Magda Lehnert ergriff selbst die Initiative, um im Internet positive Spuren zu hinterlassen. Die angehende Medienmanagerin, die zurzeit ihre Bachelorarbeit unter meiner Betreuung schreibt, hat schon vor Jahren den sehens- und lesenswerten Reiseblog „Wanderfolk“ gestartet. Mit ihrem digitalen Engagement will sie die Grundlage für ihr Leben nach dem Studium schaffen, wie sie selbst in ihrem Blog schreibt: „

Wenn ich groß bin, werd‘ ich Digitale Nomadin. Das heißt, ich hoffe schon ab nächstem Jahr das Geld, das ich zum Leben & Reisen brauche, flexibel und ortsunabhängig zu verdienen. Das ist zumindest der Plan. Und WANDERFOLK soll der wichtigste Teil dieser Reise sein. 
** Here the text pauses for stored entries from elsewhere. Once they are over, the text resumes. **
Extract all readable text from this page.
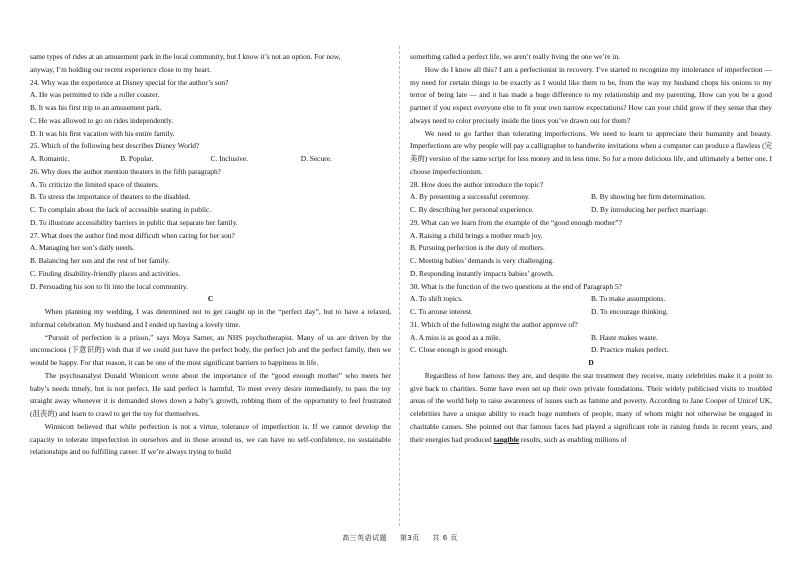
same types of rides at an amusement park in the local community, but I know it’s not an option. For now,

anyway, I’m holding our recent experience close to my heart.

24. Why was the experience at Disney special for the author’s son?
A. He was permitted to ride a roller coaster.
B. It was his first trip to an amusement park.
C. He was allowed to go on rides independently.
D. It was his first vacation with his entire family.
25. Which of the following best describes Disney World?
A. Romantic.	B. Popular.	C. Inclusive.	D. Secure.
26. Why does the author mention theaters in the fifth paragraph?
A. To criticize the limited space of theaters.
B. To stress the importance of theaters to the disabled.
C. To complain about the lack of accessible seating in public.
D. To illustrate accessibility barriers in public that separate her family.
27. What does the author find most difficult when caring for her son?
A. Managing her son’s daily needs.
B. Balancing her son and the rest of her family.
C. Finding disability-friendly places and activities.
D. Persuading his son to fit into the local community.
C

When planning my wedding, I was determined not to get caught up in the “perfect day”, but to have a relaxed, informal celebration. My husband and I ended up having a lovely time.

“Pursuit of perfection is a prison,” says Moya Sarner, an NHS psychotherapist. Many of us are driven by the unconscious (下意识的) wish that if we could just have the perfect body, the perfect job and the perfect family, then we would be happy. For that reason, it can be one of the most significant barriers to happiness in life.

The psychoanalyst Donald Winnicott wrote about the importance of the “good enough mother” who meets her baby’s needs timely, but is not perfect. He said perfect is harmful. To meet every desire immediately, to pass the toy straight away whenever it is demanded slows down a baby’s growth, robbing them of the opportunity to feel frustrated (沮丧的) and learn to crawl to get the toy for themselves.

Winnicott believed that while perfection is not a virtue, tolerance of imperfection is. If we cannot develop the capacity to tolerate imperfection in ourselves and in those around us, we can have no self-confidence, no sustainable relationships and no fulfilling career. If we’re always trying to build

something called a perfect life, we aren’t really living the one we’re in.

How do I know all this? I am a perfectionist in recovery. I’ve started to recognize my intolerance of imperfection — my need for certain things to be exactly as I would like them to be, from the way my husband chops his onions to my terror of being late — and it has made a huge difference to my relationship and my parenting. How can you be a good partner if you expect everyone else to fit your own narrow expectations? How can your child grow if they sense that they always need to color precisely inside the lines you’ve drawn out for them?

We need to go farther than tolerating imperfections. We need to learn to appreciate their humanity and beauty. Imperfections are why people will pay a calligrapher to handwrite invitations when a computer can produce a flawless (完美的) version of the same script for less money and in less time. So for a more delicious life, and ultimately a better one, I choose imperfectionism.

28. How does the author introduce the topic?
A. By presenting a successful ceremony.	B. By showing her firm determination.
C. By describing her personal experience.	D. By introducing her perfect marriage.
29. What can we learn from the example of the “good enough mother”?
A. Raising a child brings a mother much joy.
B. Pursuing perfection is the duty of mothers.
C. Meeting babies’ demands is very challenging.
D. Responding instantly impacts babies’ growth.
30. What is the function of the two questions at the end of Paragraph 5?
A. To shift topics.	B. To make assumptions.
C. To arouse interest.	D. To encourage thinking.
31. Which of the following might the author approve of?
A. A miss is as good as a mile.	B. Haste makes waste.
C. Close enough is good enough.	D. Practice makes perfect.
D

Regardless of how famous they are, and despite the star treatment they receive, many celebrities make it a point to give back to charities. Some have even set up their own private foundations. Their widely publicised visits to troubled areas of the world help to raise awareness of issues such as famine and poverty. According to Jane Cooper of Unicef UK, celebrities have a unique ability to reach huge numbers of people, many of whom might not otherwise be engaged in charitable causes. She pointed out that famous faces had played a significant role in raising funds in recent years, and their energies had produced tangible results, such as enabling millions of

高三英语试题 第3页 共 6 页
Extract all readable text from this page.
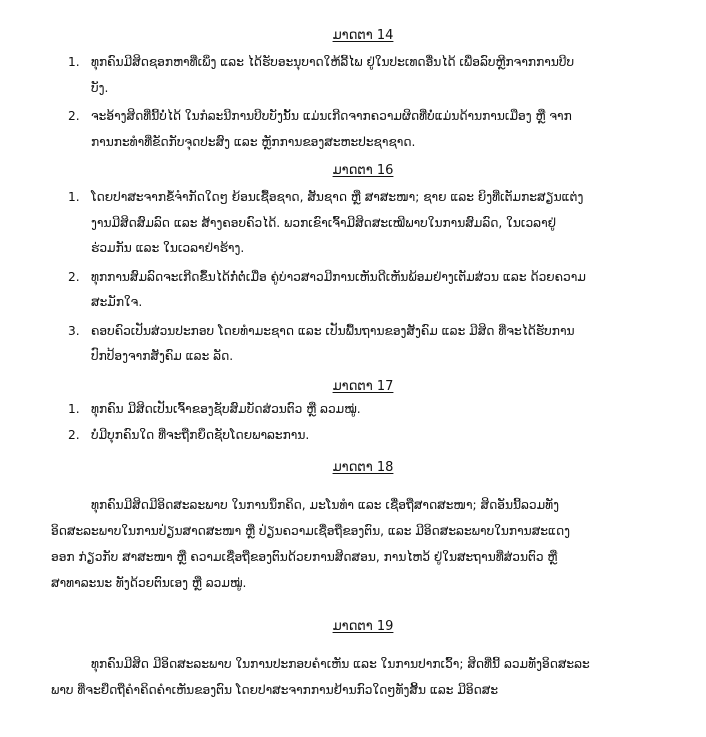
ມາດຕາ 14
1. ທຸກຄົນມີສິດຊອກຫາທີ່ເພິ່ງ ແລະ ໄດ້ຮັບອະນຸບາດໃຫ້ລີ້ໄພ ຢູ່ໃນປະເທດອື່ນໄດ້ ເພື່ອລົບຫຼີກຈາກການບີບບັງ.
2. ຈະອ້າງສິດທີ່ນີ້ບໍ່ໄດ້ ໃນກໍລະນີການບີບບັງນັ້ນ ແມ່ນເກີດຈາກຄວາມຜິດທີ່ບໍ່ແມ່ນດ້ານການເມືອງ ຫຼື ຈາກການກະທຳທີ່ຂັດກັບຈຸດປະສົງ ແລະ ຫຼັກການຂອງສະຫະປະຊາຊາດ.
ມາດຕາ 16
1. ໂດຍປາສະຈາກຂໍ້ຈຳກັດໃດໆ ຍ້ອນເຊື້ອຊາດ, ສັນຊາດ ຫຼື ສາສະໜາ; ຊາຍ ແລະ ຍິງທີ່ເຕັມກະສຽນແຕ່ງງານມີສິດສົມລົດ ແລະ ສ້າງຄອບຄົວໄດ້. ພວກເຂົາເຈົ້າມີສິດສະເໝີພາບໃນການສົມລົດ, ໃນເວລາຢູ່ຮ່ວມກັນ ແລະ ໃນເວລາຢ່າຮ້າງ.
2. ທຸກການສົມລົດຈະເກີດຂຶ້ນໄດ້ກໍ່ຕໍ່ເມື່ອ ຄູ່ບ່າວສາວມີການເຫັນດີເຫັນພ້ອມຢ່າງເຕັມສ່ວນ ແລະ ດ້ວຍຄວາມສະມັກໃຈ.
3. ຄອບຄົວເປັນສ່ວນປະກອບ ໂດຍທຳມະຊາດ ແລະ ເປັນພື້ນຖານຂອງສັງຄົມ ແລະ ມີສິດ ທີ່ຈະໄດ້ຮັບການປົກປ້ອງຈາກສັງຄົມ ແລະ ລັດ.
ມາດຕາ 17
1. ທຸກຄົນ ມີສິດເປັນເຈົ້າຂອງຊັບສົມບັດສ່ວນຕົວ ຫຼື ລວມໝູ່.
2. ບໍ່ມີບຸກຄົນໃດ ທີ່ຈະຖືກຍຶດຊັບໂດຍພາລະການ.
ມາດຕາ 18

ທຸກຄົນມີສິດມີອິດສະລະພາບ ໃນການນຶກຄິດ, ມະໂນທຳ ແລະ ເຊື່ອຖືສາດສະໜາ; ສິດອັນນີ້ລວມທັງອິດສະລະພາບໃນການປ່ຽນສາດສະໜາ ຫຼື ປ່ຽນຄວາມເຊື່ອຖືຂອງຕົນ, ແລະ ມີອິດສະລະພາບໃນການສະແດງອອກ ກ່ຽວກັບ ສາສະໜາ ຫຼື ຄວາມເຊື່ອຖືຂອງຕົນດ້ວຍການສິດສອນ, ການໄຫວ້ ຢູ່ໃນສະຖານທີ່ສ່ວນຕົວ ຫຼື ສາທາລະນະ ທັງດ້ວຍຕົນເອງ ຫຼື ລວມໝູ່.

ມາດຕາ 19

ທຸກຄົນມີສິດ ມີອິດສະລະພາບ ໃນການປະກອບຄຳເຫັນ ແລະ ໃນການປາກເວົ້າ; ສິດທີ່ນີ້ ລວມທັງອິດສະລະພາບ ທີ່ຈະຢຶດຖືຄຳຄິດຄຳເຫັນຂອງຕົນ ໂດຍປາສະຈາກການຢ້ານກົວໃດໆທັງສິ້ນ ແລະ ມີອິດສະ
Bild aus dem Reiseblog "Wanderfolk" von Magda Lehnert

Zumindest startet Magda ihre Karriere nicht ohne Netz – dafür mit doppeltem Boden. Wenn’s mit dem Nomadendasein doch nicht klappen sollte, kann sie immer noch zurück in die heimische Medienbranche wechseln. Hier werden schließlich Nachwuchsleute mit großem Engagement, viel Know how in den Onlinemedien und großer Kreativität mehr gesucht als jemals zuvor.